A series of intrinsically black polyimide (PI) films have been designed and synthesized by the copolymerization of pyromellitic dianhydride (PMDA), 4,4′-oxydianiline (ODA) and 4,4′-diaminodiphenylamine (NDA) via a two-step polycondensation procedure, followed by the high temperature imidization reaction of the poly(amic acid) (PAA) intermediates. Incorporation of the electron-rich NDA diamine apparently enhanced the formation of charge transfer complex (CTC) between the electron-donating diamine units and the electron-accepting dianhydride moiety; thus greatly absorbing the visible light and endowing the derived PI films deep colors.
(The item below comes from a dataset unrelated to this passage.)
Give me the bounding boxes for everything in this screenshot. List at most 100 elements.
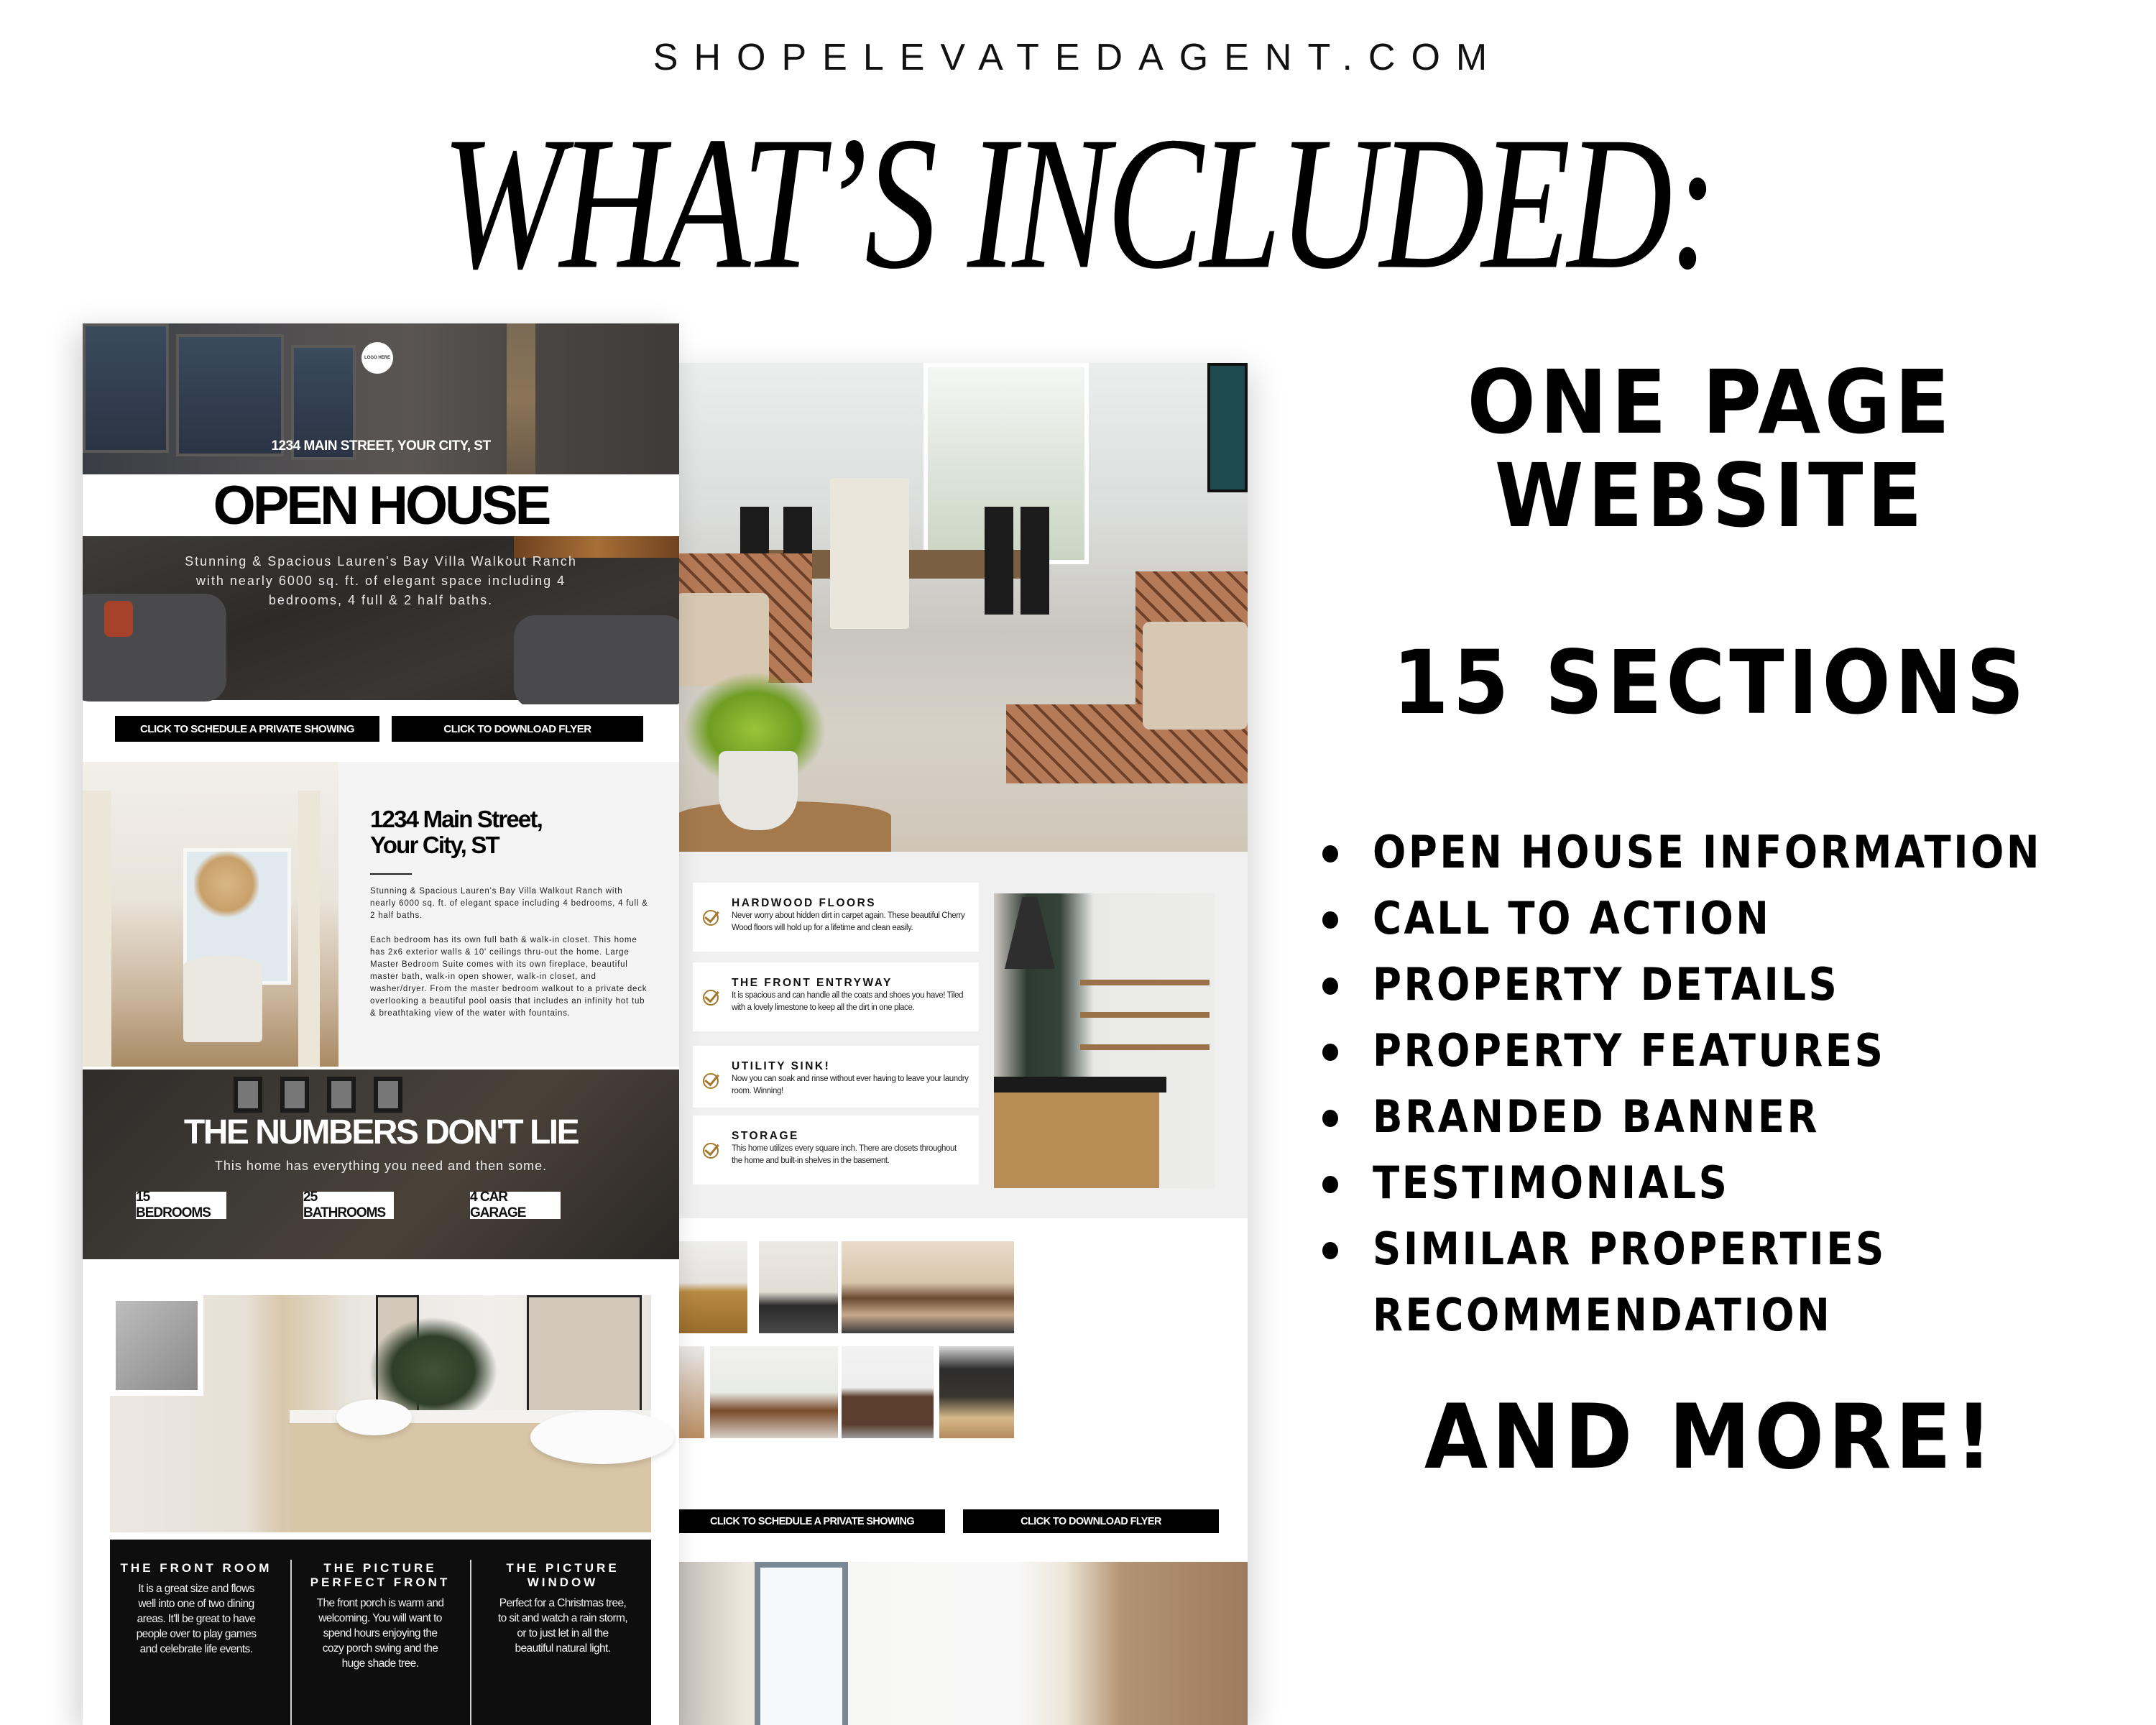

PI-5 with the 100% molar ratio of NDA in the diamines exhibited a cutoff wavelength value of 555 nm, which was 127 nm higher than that of PI-1 without NDA component. The PI films were nearly totally opaque at the wavelength of 500 nm when the molar ratio of NDA exceeded 80% in the diamines. PI-5 showed International Commission on Illumination (CIE) lab color parameters of 23.36 for L*, 46.43 for a*, and 40.26 for b*, indicating the essentially black plus red color instead of the yellow plus blue color for PI-1 film (L* = 89.93, a* = −11.09, and b* = 84.23). In addition, introduction of NDA into the copolymer films increased the high temperature dimensional stability of the films. PI-5 exhibited a glass transition temperature (Tg) and coefficient of thermal expansion (CTE) of 431.6 °C and 18.8 × 10−6 /K, respectively, which were superior to those of the PI-1 film (Tg = 418.8 °C, CTE = 29.5 × 10−6 /K). At last, incorporation of NDA components somewhat decreased the tensile properties and thermal decomposition temperatures of the PI films.